Next we determined whether long-term retention of CENP-A nucleosomes at centromeres is also an intrinsic property of CENP-A. We carried out pulse-chase experiments on H3CATD-SNAP–expressing cells (Figure 4C) and analyzed retention of H3CATD over time. As for CENP-A and H4, pulse-labeled H3CATD-SNAP remains detectable for multiple cell divisions up to 120 h after labeling (Figure 4D and Supplemental Figure S3A).To compare the stability of centromeric histones, we determined their rate of turnover as a function of the number of cell divisions expressed as the half-life (Figure 4E and see Materials and Methods). In an extreme case in which histones do not turn over at all, loss of histone proteins would be expected to occur only by redistribution among newly replicated sister chromatids during S phase (replicative dilution). In this situation, we would find a 50% reduction of fluorescence after each cell division (i.e., a histone half-life of exactly 1 division; Figure 4E, dashed line). For CENP-A–SNAP (experiment in Figure 3), we observed a half-life of 1.07 ± 0.17 divisions (mean ± SEM; Figure 4E), consistent with turnover by replicative dilution only. Of importance, we observed very similar behavior for both H4-SNAP and H3CATD-SNAP at centromeres, with half-lives of 0.94 ± 0.11 and 0.79 ± 0.12 divisions, respectively (Figure 4E). None of these values is significantly different from a theoretical replicative dilution rate of 1 cell division (one-tailed, one-sample t test; n = 3, α = 0.05 in all cases).

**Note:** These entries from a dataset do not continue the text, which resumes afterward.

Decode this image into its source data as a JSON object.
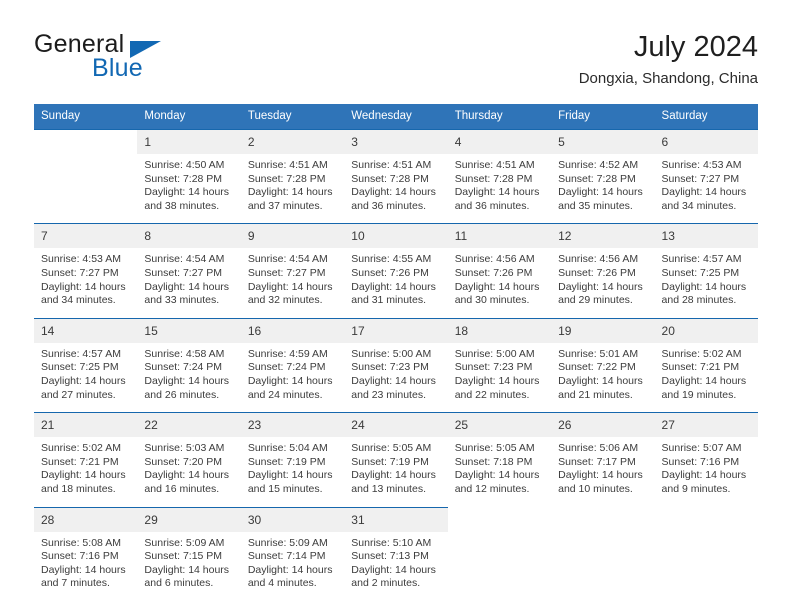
{
  "brand": {
    "name_part1": "General",
    "name_part2": "Blue",
    "logo_icon": "triangle-logo-icon",
    "color": "#1268b3"
  },
  "header": {
    "title": "July 2024",
    "location": "Dongxia, Shandong, China"
  },
  "theme": {
    "header_blue": "#2f74b8",
    "rule_blue": "#1667ad",
    "daynum_band": "#f0f0f0"
  },
  "calendar": {
    "weekdays": [
      "Sunday",
      "Monday",
      "Tuesday",
      "Wednesday",
      "Thursday",
      "Friday",
      "Saturday"
    ],
    "weeks": [
      [
        {
          "day": "",
          "empty": true
        },
        {
          "day": "1",
          "sunrise": "Sunrise: 4:50 AM",
          "sunset": "Sunset: 7:28 PM",
          "daylight1": "Daylight: 14 hours",
          "daylight2": "and 38 minutes."
        },
        {
          "day": "2",
          "sunrise": "Sunrise: 4:51 AM",
          "sunset": "Sunset: 7:28 PM",
          "daylight1": "Daylight: 14 hours",
          "daylight2": "and 37 minutes."
        },
        {
          "day": "3",
          "sunrise": "Sunrise: 4:51 AM",
          "sunset": "Sunset: 7:28 PM",
          "daylight1": "Daylight: 14 hours",
          "daylight2": "and 36 minutes."
        },
        {
          "day": "4",
          "sunrise": "Sunrise: 4:51 AM",
          "sunset": "Sunset: 7:28 PM",
          "daylight1": "Daylight: 14 hours",
          "daylight2": "and 36 minutes."
        },
        {
          "day": "5",
          "sunrise": "Sunrise: 4:52 AM",
          "sunset": "Sunset: 7:28 PM",
          "daylight1": "Daylight: 14 hours",
          "daylight2": "and 35 minutes."
        },
        {
          "day": "6",
          "sunrise": "Sunrise: 4:53 AM",
          "sunset": "Sunset: 7:27 PM",
          "daylight1": "Daylight: 14 hours",
          "daylight2": "and 34 minutes."
        }
      ],
      [
        {
          "day": "7",
          "sunrise": "Sunrise: 4:53 AM",
          "sunset": "Sunset: 7:27 PM",
          "daylight1": "Daylight: 14 hours",
          "daylight2": "and 34 minutes."
        },
        {
          "day": "8",
          "sunrise": "Sunrise: 4:54 AM",
          "sunset": "Sunset: 7:27 PM",
          "daylight1": "Daylight: 14 hours",
          "daylight2": "and 33 minutes."
        },
        {
          "day": "9",
          "sunrise": "Sunrise: 4:54 AM",
          "sunset": "Sunset: 7:27 PM",
          "daylight1": "Daylight: 14 hours",
          "daylight2": "and 32 minutes."
        },
        {
          "day": "10",
          "sunrise": "Sunrise: 4:55 AM",
          "sunset": "Sunset: 7:26 PM",
          "daylight1": "Daylight: 14 hours",
          "daylight2": "and 31 minutes."
        },
        {
          "day": "11",
          "sunrise": "Sunrise: 4:56 AM",
          "sunset": "Sunset: 7:26 PM",
          "daylight1": "Daylight: 14 hours",
          "daylight2": "and 30 minutes."
        },
        {
          "day": "12",
          "sunrise": "Sunrise: 4:56 AM",
          "sunset": "Sunset: 7:26 PM",
          "daylight1": "Daylight: 14 hours",
          "daylight2": "and 29 minutes."
        },
        {
          "day": "13",
          "sunrise": "Sunrise: 4:57 AM",
          "sunset": "Sunset: 7:25 PM",
          "daylight1": "Daylight: 14 hours",
          "daylight2": "and 28 minutes."
        }
      ],
      [
        {
          "day": "14",
          "sunrise": "Sunrise: 4:57 AM",
          "sunset": "Sunset: 7:25 PM",
          "daylight1": "Daylight: 14 hours",
          "daylight2": "and 27 minutes."
        },
        {
          "day": "15",
          "sunrise": "Sunrise: 4:58 AM",
          "sunset": "Sunset: 7:24 PM",
          "daylight1": "Daylight: 14 hours",
          "daylight2": "and 26 minutes."
        },
        {
          "day": "16",
          "sunrise": "Sunrise: 4:59 AM",
          "sunset": "Sunset: 7:24 PM",
          "daylight1": "Daylight: 14 hours",
          "daylight2": "and 24 minutes."
        },
        {
          "day": "17",
          "sunrise": "Sunrise: 5:00 AM",
          "sunset": "Sunset: 7:23 PM",
          "daylight1": "Daylight: 14 hours",
          "daylight2": "and 23 minutes."
        },
        {
          "day": "18",
          "sunrise": "Sunrise: 5:00 AM",
          "sunset": "Sunset: 7:23 PM",
          "daylight1": "Daylight: 14 hours",
          "daylight2": "and 22 minutes."
        },
        {
          "day": "19",
          "sunrise": "Sunrise: 5:01 AM",
          "sunset": "Sunset: 7:22 PM",
          "daylight1": "Daylight: 14 hours",
          "daylight2": "and 21 minutes."
        },
        {
          "day": "20",
          "sunrise": "Sunrise: 5:02 AM",
          "sunset": "Sunset: 7:21 PM",
          "daylight1": "Daylight: 14 hours",
          "daylight2": "and 19 minutes."
        }
      ],
      [
        {
          "day": "21",
          "sunrise": "Sunrise: 5:02 AM",
          "sunset": "Sunset: 7:21 PM",
          "daylight1": "Daylight: 14 hours",
          "daylight2": "and 18 minutes."
        },
        {
          "day": "22",
          "sunrise": "Sunrise: 5:03 AM",
          "sunset": "Sunset: 7:20 PM",
          "daylight1": "Daylight: 14 hours",
          "daylight2": "and 16 minutes."
        },
        {
          "day": "23",
          "sunrise": "Sunrise: 5:04 AM",
          "sunset": "Sunset: 7:19 PM",
          "daylight1": "Daylight: 14 hours",
          "daylight2": "and 15 minutes."
        },
        {
          "day": "24",
          "sunrise": "Sunrise: 5:05 AM",
          "sunset": "Sunset: 7:19 PM",
          "daylight1": "Daylight: 14 hours",
          "daylight2": "and 13 minutes."
        },
        {
          "day": "25",
          "sunrise": "Sunrise: 5:05 AM",
          "sunset": "Sunset: 7:18 PM",
          "daylight1": "Daylight: 14 hours",
          "daylight2": "and 12 minutes."
        },
        {
          "day": "26",
          "sunrise": "Sunrise: 5:06 AM",
          "sunset": "Sunset: 7:17 PM",
          "daylight1": "Daylight: 14 hours",
          "daylight2": "and 10 minutes."
        },
        {
          "day": "27",
          "sunrise": "Sunrise: 5:07 AM",
          "sunset": "Sunset: 7:16 PM",
          "daylight1": "Daylight: 14 hours",
          "daylight2": "and 9 minutes."
        }
      ],
      [
        {
          "day": "28",
          "sunrise": "Sunrise: 5:08 AM",
          "sunset": "Sunset: 7:16 PM",
          "daylight1": "Daylight: 14 hours",
          "daylight2": "and 7 minutes."
        },
        {
          "day": "29",
          "sunrise": "Sunrise: 5:09 AM",
          "sunset": "Sunset: 7:15 PM",
          "daylight1": "Daylight: 14 hours",
          "daylight2": "and 6 minutes."
        },
        {
          "day": "30",
          "sunrise": "Sunrise: 5:09 AM",
          "sunset": "Sunset: 7:14 PM",
          "daylight1": "Daylight: 14 hours",
          "daylight2": "and 4 minutes."
        },
        {
          "day": "31",
          "sunrise": "Sunrise: 5:10 AM",
          "sunset": "Sunset: 7:13 PM",
          "daylight1": "Daylight: 14 hours",
          "daylight2": "and 2 minutes."
        },
        {
          "day": "",
          "empty": true
        },
        {
          "day": "",
          "empty": true
        },
        {
          "day": "",
          "empty": true
        }
      ]
    ]
  }
}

Although the CATD has been implicated in rigidifying the CENP-A/H4 interface within the nucleosome particle (Black et al., 2004, 2007a; Sekulic et al., 2010; Bassett et al., 2012), how this contributes to CENP-A stability in vivo remained untested. Our results now show that CENP-A confers long-term stability to the centromeric (CENP-A/H4)2 subnucleosome core and that this in vivo stability is encoded within the residues that constitute the CENP-A–targeting domain. This feature of CENP-A ensures stable chromatin marking of centromeres across multiple divisions.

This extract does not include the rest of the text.